Depuis l'été dernier, la volonté de la mairie de Courcouronnes (Essonne) de détruire le bâtiment de l'architecte Chemetov fait couler beaucoup d'encre. Le tribunal de grande instance de Paris vient d'autoriser cette démolition.
Le tribunal de grande instance de Paris a autorisé la démolition de l'immeuble du célèbre architecte Paul Chemetov, à Courcouronnes (Essonne), estimant qu'elle est "légitime et proportionnée", dans un jugement communiqué vendredi par son avocat.
Prévue pour la fin de l'été, la démolition de cet immeuble en équerre sorti de terre en 1984 s'inscrit dans le projet d'aménagement d'un éco-quartier de 850 logements à Courcouronnes, porté par la communauté d'agglomération Evry Centre Essonne (CAECE) et validé en 2009. Mais depuis un an, ce projet de rénovation urbaine était au coeur d'un bras de fer entre le bâtisseur - concepteur du ministère des Finances à Bercy - et le maire de la ville, Stéphane Beaudet. Les juges ont tranché jeudi. Ils estiment que si l'immeuble décrié de M. Chemetov est "une oeuvre de l'esprit protégeable au titre du droit d'auteur" (..) sa démolition est "légitime et proportionnée au regard du droit moral de l'architecte", s'agissant d'"un immeuble à vocation utilitaire et non pas purement esthétique".
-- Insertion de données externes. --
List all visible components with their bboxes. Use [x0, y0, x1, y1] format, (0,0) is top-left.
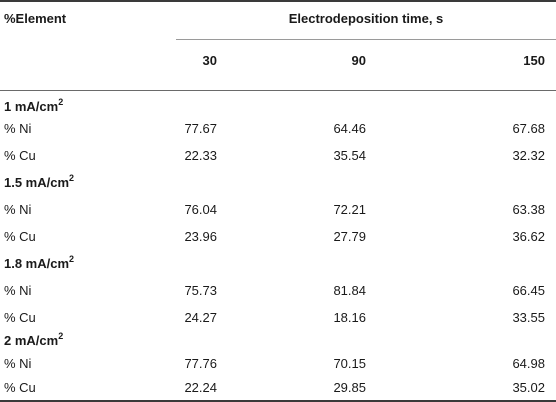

L'immeuble de Chemetov est "un verrou" qui enclave le quartier, "brise la perspective" et n'"assure plus des conditions de vie sereines à ses habitants" face à la hausse du trafic de drogue et des incivilités dans les parties communes, justifient encore les juges. En ces termes, le tribunal a suivi les arguments avancés par la CAECE, propriétaire des lieux, lors de l'audience du 26 avril devant la 3e chambre civile. Et a rejeté les propositions alternatives de l'architecte qui avait défendu une démolition seulement partielle pour éviter "le gâchis d'argent public".
Au cours de la procédure, le bâtisseur avait aussi dénoncé une volonté de "faire table rase du patrimoine du XXe siècle". Mais l'esthétisme et la fonctionnalité de cet imposant immeuble en L, dont les lourds piliers rappellent ceux de Bercy, sont sujets à divisions. Le ministre de la Ville, François Lamy, en visite récemment dans la commune, était allé jusqu'à admettre ne pas avoir été "ébloui" par la "qualité architecturale" de l'immeuble en L.
L'été dernier, plusieurs architectes de renom (Jean Nouvel, Dominique Perrault) s'étaient insurgés contre la destruction dans une pétition intitulée: "Faut-il démolir le patrimoine du XXe siècle?" A l'époque, le maire de Courcouronnes avait dénoncé un "corporatisme puant".